Silver Linings Playbook: A Lesson in Dealing with Rage

· November 21, 2015

The movie Silver Linings Playbook tells the story of Pat Solatano (Bradley Cooper), a young man who has just been released from a mental health center.

Pat’s problems began when, months earlier, he attacked the lover of his ex-wife. Once he serves his sentence, he returns to live in his parent’s house. His parents are hoping that their son will recover and restore his life, with the help of optimism and his passion for playing on the local football team.

Everything changes when he meets Tiffany (Jennifer Lawrence), a troubled young woman who offers to help Pat get his wife back.

How to soothe rage and adopt a positive attitude 

This film, made by David O. Russell (“The Fighter” and “American Hustle”), addresses two strong emotions: rage and generosity.  

Regarding rage, it presents an irrefutable truth: we have all lost our grip at some point. We don’t need to go into details or stories that would undoubtedly stir up uncomfortable memories.

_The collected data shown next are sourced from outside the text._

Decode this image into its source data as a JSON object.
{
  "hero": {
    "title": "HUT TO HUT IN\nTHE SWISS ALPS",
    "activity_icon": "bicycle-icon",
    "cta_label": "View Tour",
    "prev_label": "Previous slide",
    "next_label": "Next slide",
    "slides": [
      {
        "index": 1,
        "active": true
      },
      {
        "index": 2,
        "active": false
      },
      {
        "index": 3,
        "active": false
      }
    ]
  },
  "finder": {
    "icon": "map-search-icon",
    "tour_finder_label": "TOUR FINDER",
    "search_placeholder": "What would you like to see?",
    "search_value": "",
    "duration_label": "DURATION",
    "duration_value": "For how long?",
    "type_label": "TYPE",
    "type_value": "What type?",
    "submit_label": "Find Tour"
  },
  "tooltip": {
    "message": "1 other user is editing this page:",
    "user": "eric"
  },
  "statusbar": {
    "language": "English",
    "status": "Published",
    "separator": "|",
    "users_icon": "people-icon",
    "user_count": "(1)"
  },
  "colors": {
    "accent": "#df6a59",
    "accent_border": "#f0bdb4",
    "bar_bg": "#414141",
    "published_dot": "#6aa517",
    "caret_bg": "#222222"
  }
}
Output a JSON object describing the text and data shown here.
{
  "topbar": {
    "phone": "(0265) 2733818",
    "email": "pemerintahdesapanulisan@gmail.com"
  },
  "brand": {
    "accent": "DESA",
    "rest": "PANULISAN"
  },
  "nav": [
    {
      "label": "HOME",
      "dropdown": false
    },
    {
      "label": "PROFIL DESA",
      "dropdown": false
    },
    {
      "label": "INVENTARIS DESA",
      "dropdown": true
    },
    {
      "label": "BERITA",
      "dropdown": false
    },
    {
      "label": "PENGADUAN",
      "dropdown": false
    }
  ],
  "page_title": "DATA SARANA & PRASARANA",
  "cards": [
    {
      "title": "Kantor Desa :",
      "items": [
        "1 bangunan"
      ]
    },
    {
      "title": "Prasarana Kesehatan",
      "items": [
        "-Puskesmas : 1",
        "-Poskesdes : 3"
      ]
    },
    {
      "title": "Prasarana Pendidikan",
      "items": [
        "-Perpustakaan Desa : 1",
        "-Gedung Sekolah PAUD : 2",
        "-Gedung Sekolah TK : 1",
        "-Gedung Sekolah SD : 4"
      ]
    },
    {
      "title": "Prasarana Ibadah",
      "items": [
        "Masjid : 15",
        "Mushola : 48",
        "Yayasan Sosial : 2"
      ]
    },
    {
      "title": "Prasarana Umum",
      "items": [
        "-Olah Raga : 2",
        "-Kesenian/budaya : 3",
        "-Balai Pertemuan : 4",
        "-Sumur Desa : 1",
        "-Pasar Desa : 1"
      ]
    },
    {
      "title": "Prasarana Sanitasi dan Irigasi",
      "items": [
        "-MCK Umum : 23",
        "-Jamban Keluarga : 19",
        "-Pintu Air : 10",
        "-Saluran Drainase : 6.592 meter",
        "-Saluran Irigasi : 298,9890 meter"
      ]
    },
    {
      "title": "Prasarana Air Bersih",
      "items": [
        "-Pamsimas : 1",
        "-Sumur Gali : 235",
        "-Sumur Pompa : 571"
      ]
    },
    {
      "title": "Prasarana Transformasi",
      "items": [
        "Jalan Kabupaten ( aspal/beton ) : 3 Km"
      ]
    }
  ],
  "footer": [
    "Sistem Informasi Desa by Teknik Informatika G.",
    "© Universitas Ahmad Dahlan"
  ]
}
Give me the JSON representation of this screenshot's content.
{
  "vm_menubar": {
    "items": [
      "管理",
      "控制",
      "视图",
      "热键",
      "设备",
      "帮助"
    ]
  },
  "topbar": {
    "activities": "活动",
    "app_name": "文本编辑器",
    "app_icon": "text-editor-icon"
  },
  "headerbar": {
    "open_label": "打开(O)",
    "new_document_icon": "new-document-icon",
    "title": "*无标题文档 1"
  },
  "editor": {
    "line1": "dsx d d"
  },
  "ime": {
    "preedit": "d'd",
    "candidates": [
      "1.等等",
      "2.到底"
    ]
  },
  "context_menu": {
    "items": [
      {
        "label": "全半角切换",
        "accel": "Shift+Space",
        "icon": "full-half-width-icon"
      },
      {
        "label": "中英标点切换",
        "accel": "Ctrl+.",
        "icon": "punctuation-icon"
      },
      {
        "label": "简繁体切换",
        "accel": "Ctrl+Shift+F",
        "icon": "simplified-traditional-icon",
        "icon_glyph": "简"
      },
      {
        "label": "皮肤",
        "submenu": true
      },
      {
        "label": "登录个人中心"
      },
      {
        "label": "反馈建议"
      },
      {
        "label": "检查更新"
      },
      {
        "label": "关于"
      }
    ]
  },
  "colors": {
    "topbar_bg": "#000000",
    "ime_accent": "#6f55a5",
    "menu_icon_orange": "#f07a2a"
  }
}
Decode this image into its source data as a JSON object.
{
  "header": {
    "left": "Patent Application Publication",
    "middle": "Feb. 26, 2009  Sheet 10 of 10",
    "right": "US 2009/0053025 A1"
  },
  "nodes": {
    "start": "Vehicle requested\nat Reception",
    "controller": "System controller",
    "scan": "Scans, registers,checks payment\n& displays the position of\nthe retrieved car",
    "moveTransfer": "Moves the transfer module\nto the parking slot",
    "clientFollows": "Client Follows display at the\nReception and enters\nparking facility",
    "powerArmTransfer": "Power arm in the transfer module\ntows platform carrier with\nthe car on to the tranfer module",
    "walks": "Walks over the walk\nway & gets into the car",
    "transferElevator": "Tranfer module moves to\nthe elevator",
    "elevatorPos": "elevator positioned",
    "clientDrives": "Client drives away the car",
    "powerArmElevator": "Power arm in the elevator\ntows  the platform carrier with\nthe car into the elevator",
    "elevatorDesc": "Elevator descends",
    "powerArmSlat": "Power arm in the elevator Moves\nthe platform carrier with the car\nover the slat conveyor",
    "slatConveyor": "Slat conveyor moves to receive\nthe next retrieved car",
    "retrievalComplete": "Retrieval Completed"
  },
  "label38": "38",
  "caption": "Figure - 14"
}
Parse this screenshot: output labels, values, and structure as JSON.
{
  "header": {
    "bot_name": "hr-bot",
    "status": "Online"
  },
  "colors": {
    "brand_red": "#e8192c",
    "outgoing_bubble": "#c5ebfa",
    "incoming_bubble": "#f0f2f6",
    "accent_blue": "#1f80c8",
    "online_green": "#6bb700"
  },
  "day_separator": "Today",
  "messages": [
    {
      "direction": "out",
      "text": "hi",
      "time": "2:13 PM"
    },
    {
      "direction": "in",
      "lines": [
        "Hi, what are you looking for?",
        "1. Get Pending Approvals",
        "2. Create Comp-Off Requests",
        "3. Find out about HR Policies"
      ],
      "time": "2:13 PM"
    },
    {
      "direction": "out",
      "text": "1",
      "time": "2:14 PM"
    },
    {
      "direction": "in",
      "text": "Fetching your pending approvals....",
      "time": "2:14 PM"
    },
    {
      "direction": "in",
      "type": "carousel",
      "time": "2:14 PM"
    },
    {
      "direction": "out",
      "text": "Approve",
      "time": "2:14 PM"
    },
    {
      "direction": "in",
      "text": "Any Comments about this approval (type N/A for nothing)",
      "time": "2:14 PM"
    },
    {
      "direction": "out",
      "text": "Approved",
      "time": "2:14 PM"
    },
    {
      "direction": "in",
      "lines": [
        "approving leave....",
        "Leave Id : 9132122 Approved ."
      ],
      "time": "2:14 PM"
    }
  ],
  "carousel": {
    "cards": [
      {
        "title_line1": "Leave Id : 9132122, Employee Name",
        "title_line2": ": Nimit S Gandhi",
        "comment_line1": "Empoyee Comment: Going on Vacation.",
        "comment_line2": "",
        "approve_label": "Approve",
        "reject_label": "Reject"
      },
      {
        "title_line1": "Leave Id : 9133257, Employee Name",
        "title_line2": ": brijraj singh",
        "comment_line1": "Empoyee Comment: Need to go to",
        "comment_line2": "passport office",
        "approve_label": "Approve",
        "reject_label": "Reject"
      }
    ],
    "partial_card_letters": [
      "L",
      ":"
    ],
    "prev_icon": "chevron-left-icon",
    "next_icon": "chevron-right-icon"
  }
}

But it is undeniable that our nerves have betrayed us on more than one occasion over the course of our life.

Most frequently these are isolated irritations that do not have strong repercussions in the near future. Sometimes, though, negative feelings can transform us completely and turn us into a certain kind of violent and angry monster.


When should we begin to worry? Well, when rage forms part of our personality and doesn’t appear in just one bad moment. If one big stroke of color stands alone, then it is impossible for it to form a bigger picture. But when many consistent and constant brushstrokes come together, they form a landscape, or a portrait; then it is the time to worry. 

It is true that getting mad can be a good thing. It is healthy. Expressing our rejection of a certain situation, or that we disagree with something or someone, is a way for us to vent and release tension. It is impossible to always be content, and, in fact, it is necessary to, every now and then, visit the opposite shore of anger in order to reach a universal destination: that of happiness. 

A reasonably healthy person is satisfied with their life, despite the fact that it may be peppered by moments of frustration and anger. In other words, happiness is the norm that our existence is guided by, but that happiness is seen differently when contrasted with its opposite. Both emotions are necessary. 

In Silver Linings Playbook, Pat goes beyond simple rage. When indignation overcomes him, he uses the force of physical violence. Is this seen as a sign? The answer is yes. In this case, support is absolutely essential in order to maintain ideal mental health. 

It is also important to keep in mind that support is necessary, as opposed to repression. These two things should not be confused. Repressing emotions for a long amount of time can have catastrophic results. Harboring feelings of rage only increases resentment. It is necessary to sporadically let go of all of the uncomfortable feelings we have.

According to experts, a person who openly and regularly shows discomfort in a controlled way is more trustworthy than a person who gets excited about anything because one day, any day, they might explode over nothing. This lack of control often extremely negatively affects the environment around them.

One of the most valid options when struggling against the disproportionate signs of anger is through sports and exercise. Regular physical activity (playing a sport or just working out in a gym) is a huge release for both the body and mind.

In the film, Pat’s family is filled with funny and eccentric characters, but their function is just the same as any responsible parent: to help the son of the family overcome an adverse situation, in this case physical aggression.

Silver Linings Playbook sends us the message that even though it might not be evident, it can never be forgotten that: family is important, if not essential, in supporting and helping us to overcome any type of problem.